A second mug, again in sepia. This time, as you can clearly see, from The Crumblin’ Cookie. Still a fine establishment, it now has an extended basement for music and comedy gigs. Not that I attend them. I just like their coffee! This is clearly an in-use mug, not full, yet not finished, alluding to the perennial question of how full it is. From this angle, we are unable to tell. The background, although mostly obscured by the centrepiece, is split between a view of the outside world and the interior of the cafe. This creates a duality of emotion regarding whether to have another cup, that is best summed up by The Clash.

Empty Glass

This glass is definitely empty. It is also the latest in a long running theme of pictures of empty glasses and bottles, started back in 1989 with “Life Through an Empty Bottle”. While that was taken through a Newcastle Brown Ale bottle, pointed at a fire, this was a downward shot through a straight-sided pint glass at rest. Although a sepia filter was not used here, the reflections of the wooden table give it the same hues, and it fits well with the other images. Evocative, and yet purposefully obscuring the wider view, this range of pictures leads the audience into the mind of the Artist, asking what could be held within the glass, and where the emptiness takes him.

Coffee Shop

A wider view of a Coffee Shop, this encapsulates the setting well. The sepia captures the feel of The Nook Corner Coffee Shop, Anstey, which brings all of the good feelings of an old-style cafe. The artistically-inclined composition considers a head tilted askew, as if in thought.
The cup is empty, but the menu is there, yet closed. Has it taken so long to decide? Or was it a change of mind to order food, once the important business of drinking coffee was done? Was it just idle curiosity, or checking the menu for a possible return visit? The viewer is invited to make their own story from the available clues.
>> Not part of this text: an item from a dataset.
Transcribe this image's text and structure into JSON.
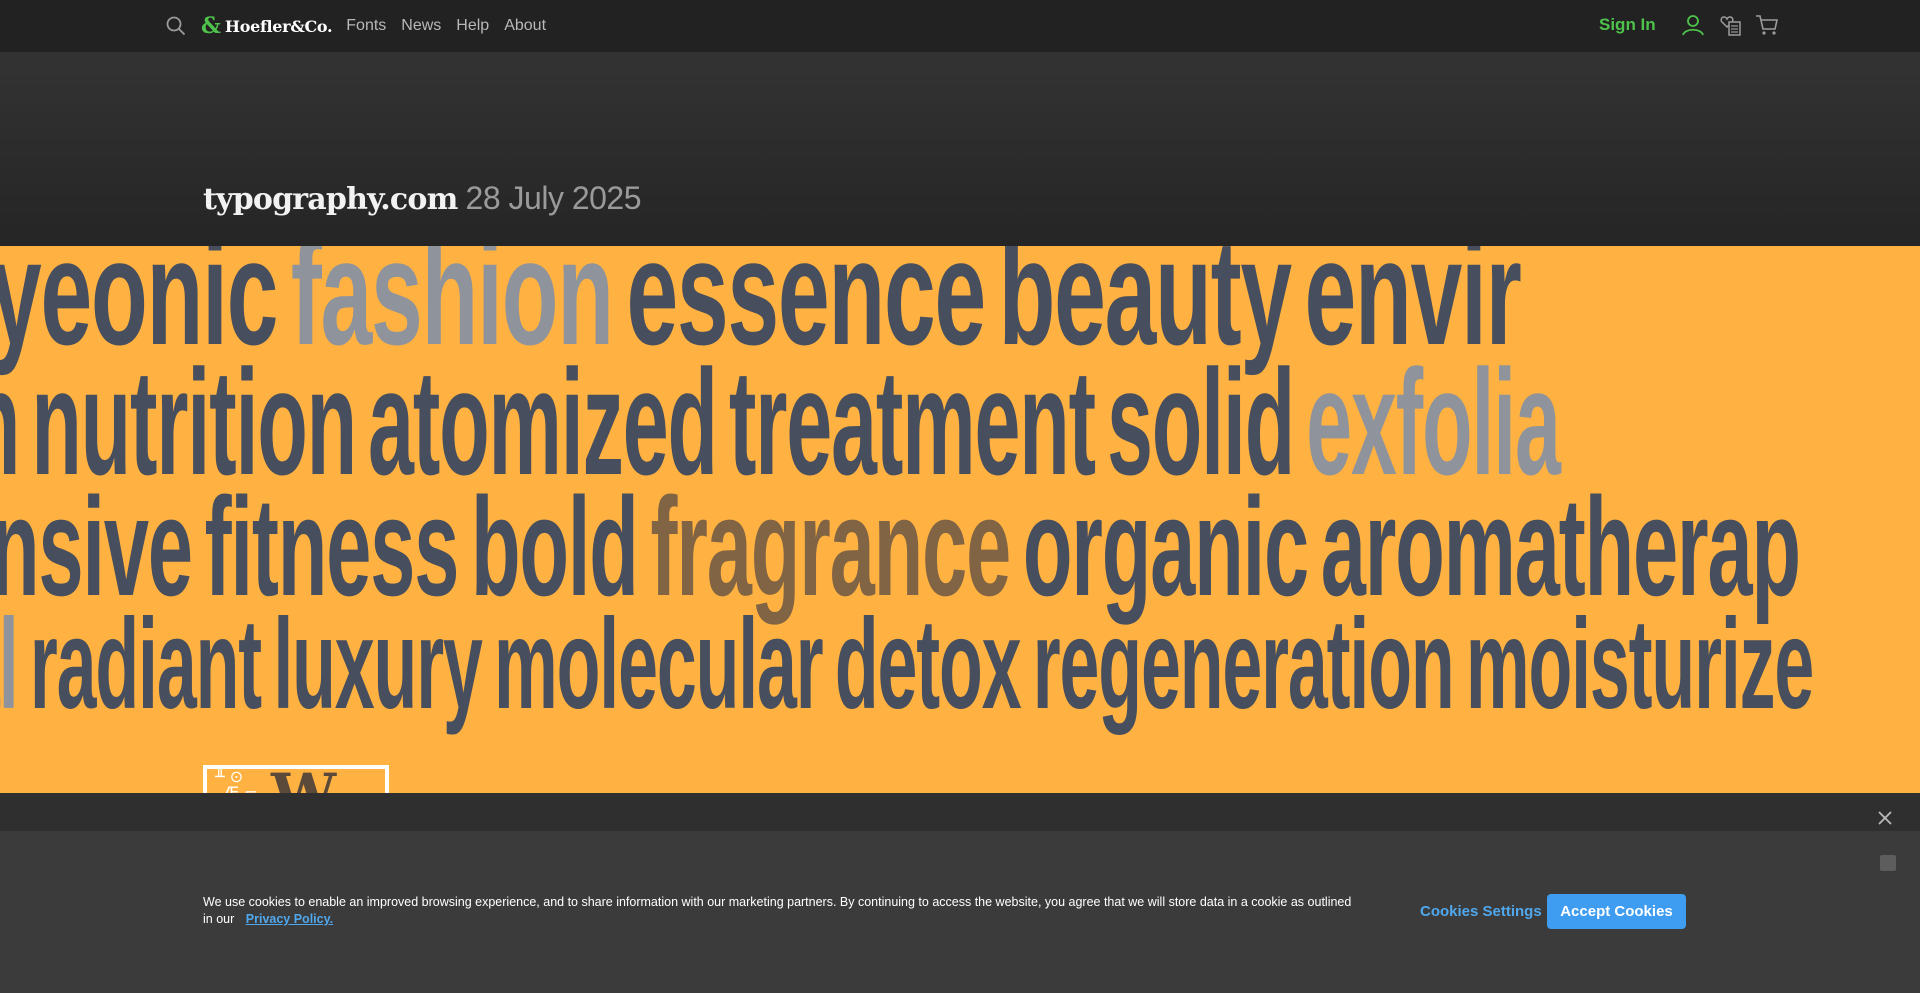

Curtains Curtains In Sepia

And to finish, I present two shots of the same piece of window dressing, one with sepia filter, one without. Fitting the theme of The Dark Side Cafe well, these black lace curtains certainly lent atmosphere to the place, and I found their texture and lines quite absorbing.

Even though the Cafe is gone, I still look in through the windows of the building, and imagine the curtains still there, giving an odd twist to the current occupiers' display!

While there is much more in this collection, I think these are a representative sample, without delving into the more esoteric, maybe even abstract, shots.